Il nous faut méditer sans cesse ce qui a été dit aux saints apôtres, et à nous par leur intermédiaire : « Vous êtes le sel de la terre. » (Mt 5, 13). Si nous sommes du sel, nous devons assaisonner les âmes des fidèles. Vous donc, ô pasteurs, songez que ce sont les animaux de Dieu que vous menez paître, ces animaux au sujet desquels le psalmiste dit à Dieu : « Tes animaux habiteront en elle. » (Ps 68, 11). N’avons-nous pas l’habitude de voir des pierres de sel données à lécher aux animaux sans raison pour les rendre mieux portants ? Eh bien, l’évêque doit être au milieu de son peuple comme une pierre de sel parmi les animaux sans raison. Il faut que l’évêque pense à ce qu’il dira à chacun, aux avis qu’il distribuera aux uns et aux autres, en sorte que tous ceux qui viennent le trouver soient assaisonnés d’une saveur de vie éternelle comme au contact du sel. Car nous ne sommes pas le sel de la terre si nous n’assaisonnons pas les cœurs de nos auditeurs. Celui-là, au contraire, accorde vraiment un tel assaisonnement à son prochain, qui ne lui refuse pas la parole de la prédication.

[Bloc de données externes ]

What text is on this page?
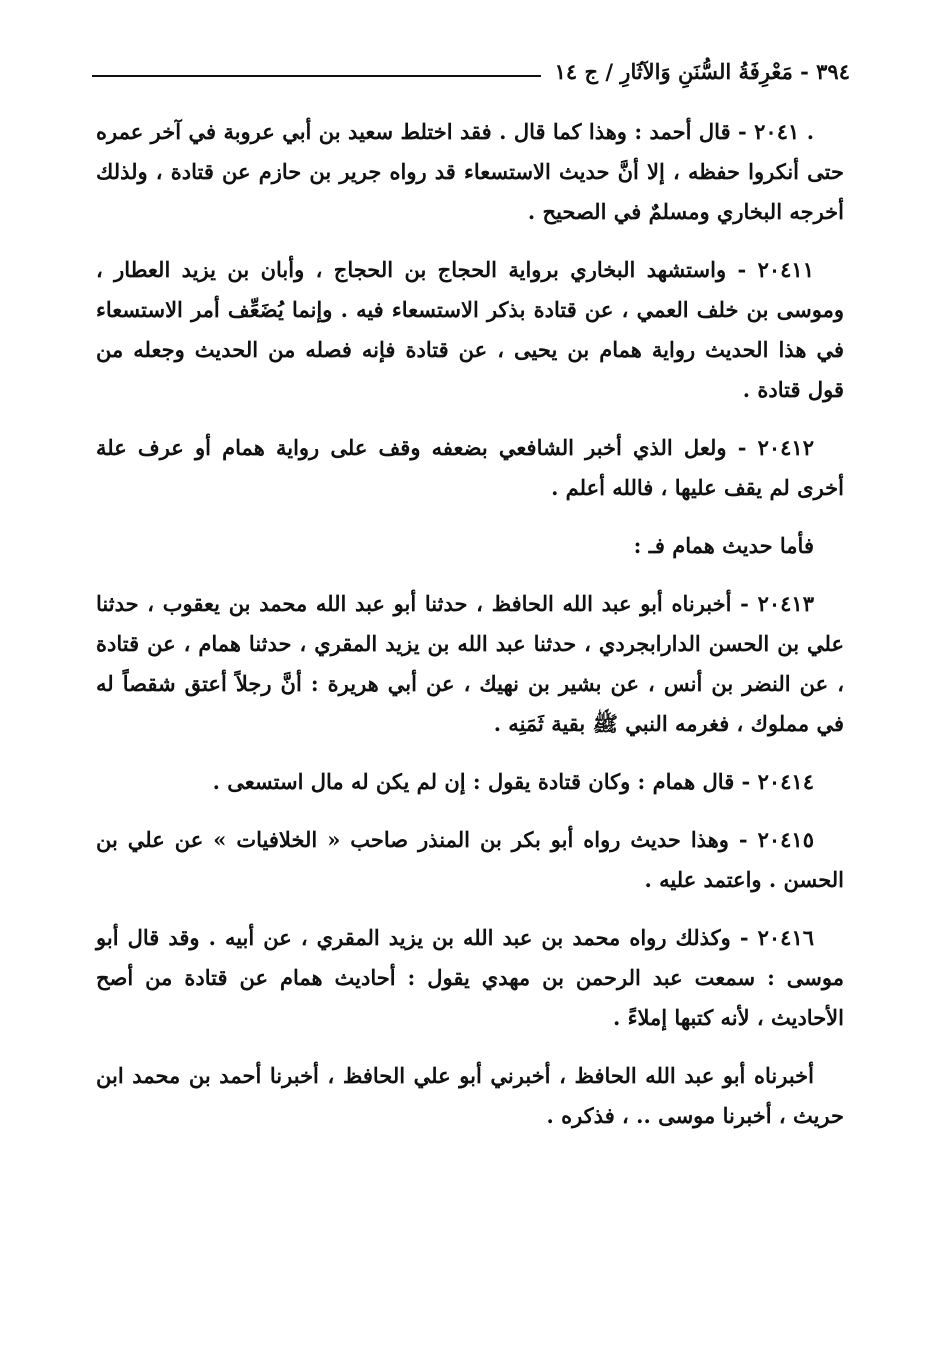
٣٩٤ - مَعْرِفَةُ السُّنَنِ وَالآثَارِ / ج ١٤

. ٢٠٤١ - قال أحمد : وهذا كما قال . فقد اختلط سعيد بن أبي عروبة في آخر عمره حتى أنكروا حفظه ، إلا أنَّ حديث الاستسعاء قد رواه جرير بن حازم عن قتادة ، ولذلك أخرجه البخاري ومسلمٌ في الصحيح .

٢٠٤١١ - واستشهد البخاري برواية الحجاج بن الحجاج ، وأبان بن يزيد العطار ، وموسى بن خلف العمي ، عن قتادة بذكر الاستسعاء فيه . وإنما يُضَعِّف أمر الاستسعاء في هذا الحديث رواية همام بن يحيى ، عن قتادة فإنه فصله من الحديث وجعله من قول قتادة .

٢٠٤١٢ - ولعل الذي أخبر الشافعي بضعفه وقف على رواية همام أو عرف علة أخرى لم يقف عليها ، فالله أعلم .

فأما حديث همام فـ :

٢٠٤١٣ - أخبرناه أبو عبد الله الحافظ ، حدثنا أبو عبد الله محمد بن يعقوب ، حدثنا علي بن الحسن الدارابجردي ، حدثنا عبد الله بن يزيد المقري ، حدثنا همام ، عن قتادة ، عن النضر بن أنس ، عن بشير بن نهيك ، عن أبي هريرة : أنَّ رجلاً أعتق شقصاً له في مملوك ، فغرمه النبي ﷺ بقية ثَمَنِه .

٢٠٤١٤ - قال همام : وكان قتادة يقول : إن لم يكن له مال استسعى .

٢٠٤١٥ - وهذا حديث رواه أبو بكر بن المنذر صاحب « الخلافيات » عن علي بن الحسن . واعتمد عليه .

٢٠٤١٦ - وكذلك رواه محمد بن عبد الله بن يزيد المقري ، عن أبيه . وقد قال أبو موسى : سمعت عبد الرحمن بن مهدي يقول : أحاديث همام عن قتادة من أصح الأحاديث ، لأنه كتبها إملاءً .

أخبرناه أبو عبد الله الحافظ ، أخبرني أبو علي الحافظ ، أخبرنا أحمد بن محمد ابن حريث ، أخبرنا موسى .. ، فذكره .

10. Mais nous ne prêchons bien aux autres la voie droite que si nous illustrons nos dires par des actes, et que touchés nous-mêmes de componction [04] par l’amour de Dieu, nous lavons de nos larmes les fautes quotidiennes de cette vie, qu’aucun homme ne peut traverser sans péché. Or nous ne sommes vraiment touchés nous-mêmes de componction que si nous méditons avec application les actes des pères qui nous ont précédés, pour que la vue de leur gloire fasse paraître notre vie méprisable à nos propres yeux. Nous ne sommes vraiment touchés de componction que si nous scrutons avec application les préceptes du Seigneur, et que nous nous efforçons de progresser grâce à ces préceptes, qui, nous le savons, ont autrefois fait progresser ceux que nous honorons.
C’est en ce sens qu’il est écrit, au sujet de Moïse : « Il disposa aussi une cuve d’airain, dans laquelle Aaron et ses fils pussent se baigner avant d’entrer dans le Saint des Saints ; il la fit en fondant les miroirs des femmes qui veillaient à la porte du Tabernacle. » (Ex 38, 8). Moïse dispose une cuve d’airain, dans laquelle les prêtres doivent se baigner avant d’entrer dans le Saint des Saints, parce que la Loi de Dieu nous prescrit de commencer par nous baigner d’un bain de componction, pour que notre impureté ne nous rende pas indignes de pénétrer la pureté des secrets de Dieu. C’est bien à propos qu’on rapporte que cette cuve est faite en fondant les miroirs des femmes qui veillaient continuellement à la porte du Tabernacle. Les miroirs des femmes sont les préceptes de Dieu, dans lesquels les âmes saintes se considèrent sans cesse et reconnaissent s’il n’y a pas en elles quelques souillures d’impureté. Elles corrigent les vices de leurs pensées, et en s’y opposant, elles se recomposent un visage, pour ainsi dire, grâce à l’image renvoyée [par le miroir] ; car tandis qu’elles mettent toute leur application à suivre les préceptes du Seigneur, elles discernent assurément en elles ce qui plaît ou ce qui déplaît à l’Époux céleste. Elles ne peuvent nullement, tant qu’elles demeurent en cette vie, entrer dans le Tabernacle éternel. Mais cependant, les femmes veillent à la porte du Tabernacle, parce que les âmes saintes, même si elles sont encore appesanties par l’infirmité de la chair, guettent pourtant sans cesse avec amour le passage de l’entrée dans l’éternité. Moïse fit donc une cuve pour les prêtres avec les miroirs des femmes, puisque la Loi de Dieu fournit un bain de componction aux souillures de nos péchés, en nous donnant de contempler les préceptes célestes par lesquels les âmes saintes ont plu à leur divin Époux. Si nous appliquons à ces préceptes toute notre attention, nous découvrons les souillures de notre image intérieure ; la douleur de la pénitence que nous en concevons nous touche de componction, et celle-ci nous baigne, pour ainsi dire, dans la cuve faite avec les miroirs des femmes.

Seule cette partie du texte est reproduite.